If you spend a few moments with Morohoshi-san, you’ll get a good idea why this sameness is anathema to him. He dresses in clothes that are more appropriate to a video game than the downtown streets of Tokyo. He’s compelled to stand out from the crowd.
In a 2015 interview with Top Gear, Morohoshi-san explained his upbringing as one surrounded by bōsōzoku motorcycles--the highly customized bikes driven by youth gangs, where each machine becomes a form of personal expression.
There was also quite a bit of overlap between those gangs and organized crime. “I like flashy cars,” said Morohoshi-san. “And I like dangerous people.” He may or may not be affiliated with the Yakuza.
What started as a love for bikes in his youth quickly turned to a love of Lamborghinis upon hearing, and then seeing, his first Countach. Immediately he knew that his cars would always be Lambos, and he went about acquiring his collection. An Aventador, two Murciélagos, and his first car: the Diablo Super Veloce.
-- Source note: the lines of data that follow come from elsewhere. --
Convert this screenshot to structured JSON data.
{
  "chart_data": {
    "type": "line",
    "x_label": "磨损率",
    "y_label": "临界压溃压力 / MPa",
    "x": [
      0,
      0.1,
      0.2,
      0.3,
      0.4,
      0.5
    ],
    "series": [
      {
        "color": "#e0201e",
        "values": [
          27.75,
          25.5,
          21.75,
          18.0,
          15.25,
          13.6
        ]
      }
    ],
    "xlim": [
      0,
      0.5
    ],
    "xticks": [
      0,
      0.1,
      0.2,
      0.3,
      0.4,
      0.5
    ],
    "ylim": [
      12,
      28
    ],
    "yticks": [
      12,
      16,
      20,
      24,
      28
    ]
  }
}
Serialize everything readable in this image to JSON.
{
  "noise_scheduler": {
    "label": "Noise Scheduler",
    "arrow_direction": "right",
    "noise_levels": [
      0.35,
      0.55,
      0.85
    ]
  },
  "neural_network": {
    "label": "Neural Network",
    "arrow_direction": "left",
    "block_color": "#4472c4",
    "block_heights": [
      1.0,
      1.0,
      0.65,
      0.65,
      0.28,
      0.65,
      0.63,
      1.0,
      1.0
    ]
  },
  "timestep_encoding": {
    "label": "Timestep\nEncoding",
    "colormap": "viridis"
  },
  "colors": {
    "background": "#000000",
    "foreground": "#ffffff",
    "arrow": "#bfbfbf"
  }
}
Powered by a 5.7-L V12 putting out 529 hp and 446 lb-ft of torque, the Diablo was the first Lamborghini to break the 200 mph barrier. It also had an engine sound unlike any other, but it wasn’t enough for Morohoshi-san. He immediately set to work planning modifications using the bōsōzoku bikes as inspiration.
He went to five different shops before he found one that was willing to work on his Lambo. The pink paint was easy enough, but Morohoshi didn’t stop there. Vinyl wraps, LEDs, diamonds embedded in the dashboard, and even an air horn that plays the theme to The Godfather are all found on this Diablo, including a few modern amenities like LCD infotainment and a rearview camera.
It's polarizing, to say the least, but you have to admit it is unique.